The dominant depiction of Khilji is also a testament to our times, where the Muslim man is impaled as an alien ‘Other’, out to impinge on a (Hindu) Rajput woman’s ‘honour’. A cursory glance at such relationships in Bollywood movies shows how inter-faith romance is more acceptable when the woman is Muslim, such as Ishaqzaade or Gadar, but when the man is Muslim it often has the context of terrorism as in Kurbaan, or My Name is Khan.

In the times of the right-wing’s “Love-Jihad” bogeyman, the sub-text is evident. For the Hindu man to win over the Muslim woman marks a conquering, in a deeply patriarchal notion, of the supposed ‘Other’.

In Veer-Zaara, the Pakistani Muslim Priety Zinta’s character ultimately gives up her life in Lahore to live with Veer in India. The controversy over any hint of a potential dalliance between Khilji and Padmini shows not just cinema’s tensions, but also our collective anxieties when it comes to a romance between a Muslim man and Hindu woman.

History shows that Khilji captured Chittorgarh from its ruler Ratan Singh in 1303 AD, but the legend of Padmavati is said to have emerged only around the 16th century after Awadhi poet Malik Muhammad Jayasi composed a poem titled Padmavat. The Rajput re-appropriation of this poem, which actually narrates the fall of Chittor, has focused on caste consolidation by stressing on themes of Rajput ‘valour’ and ‘honour’.

The poem talks of Khilji’s army defeating the Rajputs only to find out that Rani Padmini, and other Rajput women have committed mass self-immolation (Jauhar) by then. Today, these anecdotes have become the stuff of legend, immortalised as fact instead of fiction by some Rajput groups.
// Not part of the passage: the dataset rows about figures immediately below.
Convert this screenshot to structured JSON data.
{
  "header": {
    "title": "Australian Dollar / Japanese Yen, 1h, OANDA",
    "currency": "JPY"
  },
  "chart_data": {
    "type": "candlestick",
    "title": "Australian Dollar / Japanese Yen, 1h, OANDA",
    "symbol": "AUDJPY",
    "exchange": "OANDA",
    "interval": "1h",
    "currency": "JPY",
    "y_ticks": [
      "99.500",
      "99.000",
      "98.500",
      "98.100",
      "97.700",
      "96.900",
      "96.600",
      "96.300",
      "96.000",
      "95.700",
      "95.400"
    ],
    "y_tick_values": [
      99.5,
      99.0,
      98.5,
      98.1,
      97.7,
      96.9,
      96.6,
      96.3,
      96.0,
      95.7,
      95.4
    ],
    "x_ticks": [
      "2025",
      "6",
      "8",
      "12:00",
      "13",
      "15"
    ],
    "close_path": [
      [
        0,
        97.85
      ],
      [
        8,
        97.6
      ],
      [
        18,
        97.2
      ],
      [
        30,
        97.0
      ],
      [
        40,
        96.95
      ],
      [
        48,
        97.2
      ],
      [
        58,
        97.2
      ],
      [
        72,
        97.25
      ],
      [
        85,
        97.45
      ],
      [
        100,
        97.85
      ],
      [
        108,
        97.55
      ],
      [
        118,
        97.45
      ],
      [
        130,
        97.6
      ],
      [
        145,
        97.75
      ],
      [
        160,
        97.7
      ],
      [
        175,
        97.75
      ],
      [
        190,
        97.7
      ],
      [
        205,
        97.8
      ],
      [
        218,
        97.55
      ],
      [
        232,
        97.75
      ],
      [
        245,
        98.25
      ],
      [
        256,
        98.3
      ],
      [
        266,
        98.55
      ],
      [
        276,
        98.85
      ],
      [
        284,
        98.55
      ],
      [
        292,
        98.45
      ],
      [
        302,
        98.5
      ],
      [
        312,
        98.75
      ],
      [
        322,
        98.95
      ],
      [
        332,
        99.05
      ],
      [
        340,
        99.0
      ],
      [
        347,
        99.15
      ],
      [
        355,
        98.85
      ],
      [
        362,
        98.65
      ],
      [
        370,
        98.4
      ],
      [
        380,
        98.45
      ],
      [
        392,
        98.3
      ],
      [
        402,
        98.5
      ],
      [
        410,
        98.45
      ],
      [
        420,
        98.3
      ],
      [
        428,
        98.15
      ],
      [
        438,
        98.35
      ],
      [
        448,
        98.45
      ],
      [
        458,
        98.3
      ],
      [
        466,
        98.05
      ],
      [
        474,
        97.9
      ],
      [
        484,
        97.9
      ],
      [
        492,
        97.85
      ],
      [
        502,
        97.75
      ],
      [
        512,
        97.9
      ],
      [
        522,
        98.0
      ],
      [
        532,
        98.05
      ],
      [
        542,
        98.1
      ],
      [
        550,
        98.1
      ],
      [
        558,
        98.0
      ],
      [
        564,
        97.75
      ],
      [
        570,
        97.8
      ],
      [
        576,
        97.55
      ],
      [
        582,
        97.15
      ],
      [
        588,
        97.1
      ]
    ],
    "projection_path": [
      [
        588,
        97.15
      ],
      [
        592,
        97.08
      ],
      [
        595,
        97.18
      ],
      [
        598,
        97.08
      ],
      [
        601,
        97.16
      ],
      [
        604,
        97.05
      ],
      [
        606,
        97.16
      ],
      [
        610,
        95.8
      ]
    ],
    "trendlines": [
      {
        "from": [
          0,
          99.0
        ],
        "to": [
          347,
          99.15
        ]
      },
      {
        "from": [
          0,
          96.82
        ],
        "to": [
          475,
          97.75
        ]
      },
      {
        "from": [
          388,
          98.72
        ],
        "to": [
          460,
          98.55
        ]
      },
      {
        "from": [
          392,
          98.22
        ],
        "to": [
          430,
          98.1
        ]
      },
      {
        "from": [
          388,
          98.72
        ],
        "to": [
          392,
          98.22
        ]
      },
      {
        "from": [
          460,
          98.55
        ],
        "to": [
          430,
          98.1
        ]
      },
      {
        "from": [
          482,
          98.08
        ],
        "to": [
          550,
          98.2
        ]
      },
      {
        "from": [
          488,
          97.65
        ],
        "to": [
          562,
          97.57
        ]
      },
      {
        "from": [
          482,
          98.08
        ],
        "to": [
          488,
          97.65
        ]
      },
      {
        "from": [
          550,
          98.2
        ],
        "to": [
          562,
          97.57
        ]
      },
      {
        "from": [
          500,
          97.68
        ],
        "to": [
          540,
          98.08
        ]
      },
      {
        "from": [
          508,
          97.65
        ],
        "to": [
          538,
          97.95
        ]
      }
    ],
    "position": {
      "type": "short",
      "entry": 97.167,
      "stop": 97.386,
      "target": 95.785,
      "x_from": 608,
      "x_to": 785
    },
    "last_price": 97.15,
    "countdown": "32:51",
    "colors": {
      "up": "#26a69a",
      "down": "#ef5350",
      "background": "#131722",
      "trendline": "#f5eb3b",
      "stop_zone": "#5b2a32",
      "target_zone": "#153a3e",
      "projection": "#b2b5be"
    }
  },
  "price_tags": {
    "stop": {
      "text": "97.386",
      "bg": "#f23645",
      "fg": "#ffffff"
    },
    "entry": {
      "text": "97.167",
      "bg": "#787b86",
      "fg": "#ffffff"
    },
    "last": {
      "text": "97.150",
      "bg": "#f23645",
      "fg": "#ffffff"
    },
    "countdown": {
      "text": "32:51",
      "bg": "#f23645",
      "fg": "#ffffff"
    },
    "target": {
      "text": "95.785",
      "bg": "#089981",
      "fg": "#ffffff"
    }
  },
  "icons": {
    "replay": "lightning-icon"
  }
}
The movie trailer reiterates the same with dialogues such as, “Rajputi kangan mein utni hi taakat hai jitni Rajputi talwar main (Rajput bangles have as much strength as the Rajput’s sword)”. These dialogues may seem harmless, but in effect perpetuate gender stereotypes and caste essentialism by ascribing the character traits of “bravery”, “valour” and “strength” to the Rajput caste, and fuel a sexist notion of women’s worth being seen only through objects like bangles.

This isn’t a new phenomenon in Hindi cinema or India. When Shah Rukh Khan’s Raees came out with the accompanying tagline, “Baniye ka dimaag aur miyaanbhai ki daring (A Bania’s acumen, and the daring of a Muslim)”, many of us as Savarna audience easily ignored the subtext.

The idea that the mercantile vaishya caste groups are “street smart” and “business savvy”, while the Muslim (man) is a figure of hyper-masculine daring are notions that are linked to popular culture and our social conditioning. This is akin to how ‘knowledge’ and ‘intelligence’ are associated with Brahmins, and ‘bravery’ with Kshatriya castes.

Rarely has cinema and popular culture used the same glorification of traits and personality attributes for Dalit-Bahujan caste communities. Instead, we have movie song lyrics like the one from Aaja Nachle, which locks you into your caste-based occupation: “Bole mochi bhi khud ko sunaar (even a cobbler calls himself as a goldsmith)”. This was later banned after protests.

Dominant caste communities have long tried to uphold both caste supremacy and patriarchal ideals by policing the bodies of women, and references notions of ‘honour’ and ‘modesty’.

Lastly, women have always been seen as flagbearers of the honour of a community, kingdom and a nation. From the times of the Partition itself, real-life examples show how women were pressured into committing mass-suicides lest they would be ‘captured’ by men from the other community. It presumes that women’s lives were worthless after being assaulted, a sentiment deeply embedded in rape culture.

Padmini’s act of self-immolation is glorified as Jauhar, something often detached from the violence of sexism and Islamophobia underpinning it. Glorifying women’s suicides as ‘heroic self-sacrifice’ is a toxic idea that deifies these women, instead of seeing them as “honour” killings.

While it maybe too early to conclusively call the film sexist and casteist, its trailer is nevertheless rooted in presenting a toxic history and the practice of using pop-culture to give legitimacy to patriarchal notions of women’s bodies.